Reverse Charge. Reverse charge. What does reverse charge mean? Is the international term reverse charge and the UK reverse charge the same? Reverse charge EU? Are the destination principle and reverse charge VAT actually the same term for the same transaction?
Reverse charge EU
On an invoice I received from a foreign company, it says reverse charge – what does that mean? In English, this is called reverse charge. In practice, this means that you as the buyer, instead of the seller, calculate and pay the VAT.
Normally, the seller invoices the VAT and then pays it to the tax office. With the reverse charge it is instead the buyer who has to charge the VAT and pay it to the tax office. Usually, it’s just a calculation with input and output vat which cancels each other out.
Examples of reverse charge:
For example, you send an invoice without VAT to a company in Austria. The Austrian firm then calculates the Austrian VAT for the amount and then pays it to the Austrian tax office (or just calculates output VAT and deducts the input VAT directly). So in this case it is the buyer who calculates and pays the tax, so it is a reverse tax liability.
Reverse charge was introduced when the EU was created to make it easier to deal with VAT when trading between countries.
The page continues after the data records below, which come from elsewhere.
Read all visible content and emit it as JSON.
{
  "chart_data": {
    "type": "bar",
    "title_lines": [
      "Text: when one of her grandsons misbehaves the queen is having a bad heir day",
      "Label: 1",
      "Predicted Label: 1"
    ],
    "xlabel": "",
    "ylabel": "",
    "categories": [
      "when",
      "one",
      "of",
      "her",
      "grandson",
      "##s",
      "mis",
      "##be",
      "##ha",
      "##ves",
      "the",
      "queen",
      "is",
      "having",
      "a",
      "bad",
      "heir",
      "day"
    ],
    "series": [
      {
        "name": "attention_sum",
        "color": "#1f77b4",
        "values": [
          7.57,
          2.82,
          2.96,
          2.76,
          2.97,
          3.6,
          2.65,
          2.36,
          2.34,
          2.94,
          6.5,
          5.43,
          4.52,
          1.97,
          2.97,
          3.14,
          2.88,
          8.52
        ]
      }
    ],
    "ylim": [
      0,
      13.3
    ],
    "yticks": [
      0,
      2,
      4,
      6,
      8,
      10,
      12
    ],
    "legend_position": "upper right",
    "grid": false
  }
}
This way, the seller does not have to register for VAT in the country to which he is selling. Nowadays, the VAT system in the EU has become significantly more complicated and there are a lot of exceptions. As if it wasn’t complicated enough, new rules for invoicing electronic services were introduced in 2015. Yet more changes 1 July 2021. In this case, sellers must be registered for VAT in the customer’s country, or they must use the MOSS/OSS service to report and pay the local VAT on the invoice to the customer (private individual).
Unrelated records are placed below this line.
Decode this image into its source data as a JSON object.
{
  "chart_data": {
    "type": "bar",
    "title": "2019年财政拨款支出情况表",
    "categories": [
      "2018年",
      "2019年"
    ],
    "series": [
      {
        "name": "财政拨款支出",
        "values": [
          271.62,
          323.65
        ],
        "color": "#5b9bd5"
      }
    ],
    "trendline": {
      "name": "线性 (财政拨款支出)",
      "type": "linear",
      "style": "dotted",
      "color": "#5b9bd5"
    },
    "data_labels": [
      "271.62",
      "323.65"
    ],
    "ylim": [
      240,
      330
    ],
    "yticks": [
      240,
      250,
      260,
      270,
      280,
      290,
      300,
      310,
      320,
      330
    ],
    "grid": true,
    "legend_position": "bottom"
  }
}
Reverse charge between businesses
When you invoice between businesses, reverse charge still makes it pretty simple. So you invoice the buying business without VAT and refer to a policy that explains why you are invoicing without VAT. Instead, if your own business buys from a business within the EU, you have to calculate VAT on the purchase yourself. The EU is in the process of replacing this rule with the country of destination principle in 2021, but it may still be possible to do reverse charge on B2B transactions after 1 July 2022..
Destination principle vs. reverse charge
No, they are not the same thing. They are in fact two quite different principles.
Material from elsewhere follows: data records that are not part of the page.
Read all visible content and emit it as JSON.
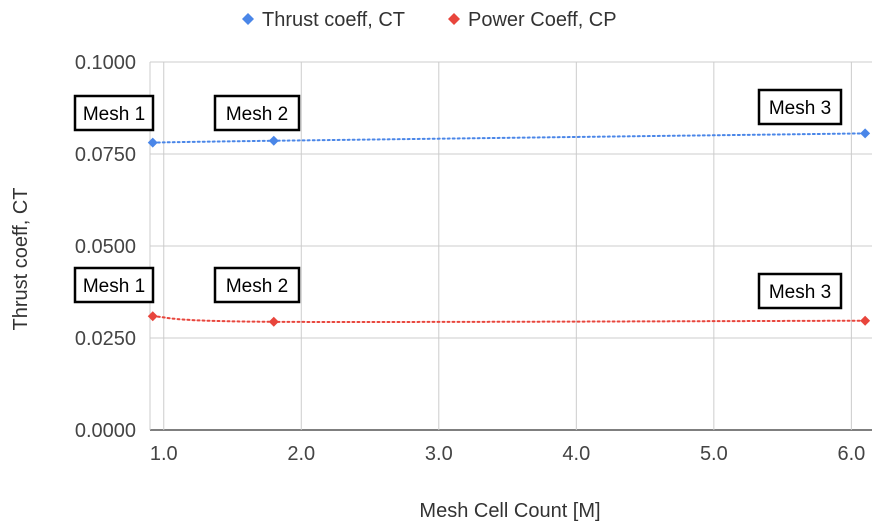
{
  "chart_data": {
    "type": "line",
    "title": "",
    "xlabel": "Mesh Cell Count [M]",
    "ylabel": "Thrust coeff, CT",
    "xlim": [
      0.9,
      6.15
    ],
    "ylim": [
      0.0,
      0.1
    ],
    "x_ticks": [
      "1.0",
      "2.0",
      "3.0",
      "4.0",
      "5.0",
      "6.0"
    ],
    "x_tick_values": [
      1,
      2,
      3,
      4,
      5,
      6
    ],
    "y_ticks": [
      "0.0000",
      "0.0250",
      "0.0500",
      "0.0750",
      "0.1000"
    ],
    "y_tick_values": [
      0,
      0.025,
      0.05,
      0.075,
      0.1
    ],
    "grid": true,
    "legend_position": "top-center",
    "series": [
      {
        "name": "Thrust coeff, CT",
        "color": "#4a86e8",
        "marker": "diamond",
        "line_style": "dotted",
        "x": [
          0.92,
          1.8,
          6.1
        ],
        "y": [
          0.0781,
          0.0786,
          0.0806
        ]
      },
      {
        "name": "Power Coeff, CP",
        "color": "#e8453c",
        "marker": "diamond",
        "line_style": "dotted",
        "x": [
          0.92,
          1.8,
          6.1
        ],
        "y": [
          0.0309,
          0.0294,
          0.0297
        ]
      }
    ],
    "annotations": [
      {
        "text": "Mesh 1",
        "series": 0,
        "point": 0,
        "position": "above"
      },
      {
        "text": "Mesh 2",
        "series": 0,
        "point": 1,
        "position": "above"
      },
      {
        "text": "Mesh 3",
        "series": 0,
        "point": 2,
        "position": "above-left"
      },
      {
        "text": "Mesh 1",
        "series": 1,
        "point": 0,
        "position": "above"
      },
      {
        "text": "Mesh 2",
        "series": 1,
        "point": 1,
        "position": "above"
      },
      {
        "text": "Mesh 3",
        "series": 1,
        "point": 2,
        "position": "above-left"
      }
    ]
  }
}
Destination principle: Billing is done by the seller with VAT and the tax rate of the buyer’s country. So, for example, if you sell an electronic service to a Swedish private customer, you charge 25% Swedish VAT.
Reverse charge: The buyer charges and pays the VAT on the purchase.
So the destination principle requires you to know the VAT regulations and rates around the world, and the EU is in the process of phasing in this principle for all trade within the EU, which will cause complete chaos. The destination principle already applies to electronic services to private customers within the EU. But the plan is to extend this principle to normal services and goods as early as 1 July 2021.